Family Volunteer Service: The Potts Family (Goochland)
At nearly 80 years old, Dr. Meta and Mr. Earl Potts not only volunteer more than 520 hours a year in the Goochland community, but they are the epitome of going above and beyond. At the Goochland Free Clinic and Family Services, Meta and Earl help provide healthcare, food, clothing and shelter to low-income individuals. The couple transformed both the organization’s Clothes Closet and Food Pantry by improving donation management and increasing storage space. With Goochland Court Appointed Special Advocate, Meta and Earl advocated and provided support for seven at-risk children, working 25-75 hours a month – including attending treatment meetings out of state averaging 1,200-1,900 miles per month. When Meta was named Goochland Christmas Mother in 2014, she worked for six months to raise money and organize volunteers to purchase, wrap, and distribute gifts to those in need. Additionally, the couple has also established an annual giving program in their neighborhood, as well as reached out beyond Virginia to assist those in need in other areas.
Senior Volunteer: Fran Ricketts (Winchester)
Fran has dedicated her life to helping others for more than 30 years. Her life’s work has been serving through the Congregational Community Action Project (CCAP), a council of 200 churches and synagogues dedicated to addressing the needs of the poor and disadvantaged in Winchester. Fran manages the entire program – from fundraising to recruiting volunteers to personally responding around the clock to the needs of the community. Each year, Fran and the CCAP assist more than 34,000 families in the community. The vast majority of these families are in need of food support and Fran works hard to provide fresh foods and canned goods to keep her community fed. A great many of these families are homeless or at risk of being evicted. Fran annually assists nearly 300 of these families in the Winchester and Frederick County area finding them shelter and a place to store their personal items. When no shelter can be found, Fran even makes sure families have someplace to sleep providing tents, sleeping bags, and cooking supplies. She even goes above and beyond to help individuals plan for the future assisting them with paying for GED testing and helping find job interview clothing.
Youth Volunteer: Isabella Lovain (Alexandria)

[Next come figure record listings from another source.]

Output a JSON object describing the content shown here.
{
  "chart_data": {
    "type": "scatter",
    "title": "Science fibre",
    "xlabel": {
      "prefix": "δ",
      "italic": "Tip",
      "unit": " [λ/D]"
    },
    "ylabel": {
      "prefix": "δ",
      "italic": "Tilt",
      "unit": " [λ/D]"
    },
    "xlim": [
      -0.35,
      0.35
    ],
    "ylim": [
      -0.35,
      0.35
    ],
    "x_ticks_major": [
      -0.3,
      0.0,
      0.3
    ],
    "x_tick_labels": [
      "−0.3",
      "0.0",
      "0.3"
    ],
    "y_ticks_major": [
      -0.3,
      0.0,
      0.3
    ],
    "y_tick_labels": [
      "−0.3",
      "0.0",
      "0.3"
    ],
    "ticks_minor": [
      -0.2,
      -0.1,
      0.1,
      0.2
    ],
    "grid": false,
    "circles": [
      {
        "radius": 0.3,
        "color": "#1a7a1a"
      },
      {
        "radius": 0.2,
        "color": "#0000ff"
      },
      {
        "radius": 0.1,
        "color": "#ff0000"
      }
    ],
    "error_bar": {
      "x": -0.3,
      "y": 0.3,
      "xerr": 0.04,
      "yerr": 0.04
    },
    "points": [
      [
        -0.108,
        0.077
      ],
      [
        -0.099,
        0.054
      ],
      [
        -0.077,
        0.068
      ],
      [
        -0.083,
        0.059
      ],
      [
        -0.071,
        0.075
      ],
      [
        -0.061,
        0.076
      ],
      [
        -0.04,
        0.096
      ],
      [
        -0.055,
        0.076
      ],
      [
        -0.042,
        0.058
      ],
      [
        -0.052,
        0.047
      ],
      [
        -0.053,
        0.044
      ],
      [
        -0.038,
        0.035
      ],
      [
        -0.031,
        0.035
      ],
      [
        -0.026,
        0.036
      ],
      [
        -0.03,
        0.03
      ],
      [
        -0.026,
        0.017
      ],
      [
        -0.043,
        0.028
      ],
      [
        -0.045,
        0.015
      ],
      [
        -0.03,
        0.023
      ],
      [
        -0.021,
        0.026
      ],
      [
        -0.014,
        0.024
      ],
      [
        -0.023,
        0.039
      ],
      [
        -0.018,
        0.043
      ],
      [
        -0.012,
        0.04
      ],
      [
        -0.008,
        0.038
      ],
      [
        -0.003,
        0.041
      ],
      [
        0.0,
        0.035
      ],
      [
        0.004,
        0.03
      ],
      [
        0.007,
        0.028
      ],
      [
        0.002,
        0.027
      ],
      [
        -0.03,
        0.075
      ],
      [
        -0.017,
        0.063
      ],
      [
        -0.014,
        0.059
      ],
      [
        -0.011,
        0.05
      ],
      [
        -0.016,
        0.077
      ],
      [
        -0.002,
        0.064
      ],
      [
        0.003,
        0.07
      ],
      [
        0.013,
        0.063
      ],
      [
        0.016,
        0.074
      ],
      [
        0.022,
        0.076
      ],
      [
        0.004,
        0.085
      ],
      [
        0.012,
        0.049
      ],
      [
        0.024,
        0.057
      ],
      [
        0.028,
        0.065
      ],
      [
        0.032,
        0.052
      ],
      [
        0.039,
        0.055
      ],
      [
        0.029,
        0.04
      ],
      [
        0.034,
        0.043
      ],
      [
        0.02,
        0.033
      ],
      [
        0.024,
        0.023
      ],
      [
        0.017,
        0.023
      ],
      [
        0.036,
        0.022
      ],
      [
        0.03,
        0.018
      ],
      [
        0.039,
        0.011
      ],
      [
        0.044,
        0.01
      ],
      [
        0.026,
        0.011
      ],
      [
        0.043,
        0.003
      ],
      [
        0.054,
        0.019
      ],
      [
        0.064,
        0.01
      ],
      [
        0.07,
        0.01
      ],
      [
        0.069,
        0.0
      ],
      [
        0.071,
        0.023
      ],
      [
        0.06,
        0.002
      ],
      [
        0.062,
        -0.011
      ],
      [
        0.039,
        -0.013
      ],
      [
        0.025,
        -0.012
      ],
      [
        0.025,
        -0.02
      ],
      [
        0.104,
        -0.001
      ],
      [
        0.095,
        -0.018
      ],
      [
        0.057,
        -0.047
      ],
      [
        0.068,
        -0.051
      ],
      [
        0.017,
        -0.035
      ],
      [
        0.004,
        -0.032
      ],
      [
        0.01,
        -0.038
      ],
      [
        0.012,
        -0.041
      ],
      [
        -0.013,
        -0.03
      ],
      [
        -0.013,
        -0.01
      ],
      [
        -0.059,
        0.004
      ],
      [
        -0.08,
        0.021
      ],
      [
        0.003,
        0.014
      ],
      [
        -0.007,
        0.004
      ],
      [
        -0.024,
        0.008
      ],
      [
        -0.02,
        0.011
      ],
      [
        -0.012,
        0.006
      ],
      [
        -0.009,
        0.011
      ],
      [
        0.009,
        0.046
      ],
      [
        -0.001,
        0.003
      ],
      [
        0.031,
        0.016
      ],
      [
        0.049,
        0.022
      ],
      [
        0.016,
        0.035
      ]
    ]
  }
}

Alexandria’s Isabella Lovain is described as a bundle of energy – part super volunteer, part civic activist, and part community organizer. Volunteering at least 10 hours per week for various organizations, Isabella has the uncanny ability to appear wherever there is a need. She also stands out because of her vision and commitment to create change on a meaningful scale. Her role as a student liaison to the Alexandria City School Board has given a voice to the 13,000 students attending public schools in her community. She is also an active member of Inspire Virginia and has independently developed a tool to improve voter registration at her high school with the goal of registering 85 percent of all eligible students. Isabella puts her desire to serve into action — volunteering to help students with scholarship applications, serving on mission trips, participating in river cleanups, providing pro bono photography to military families, and more.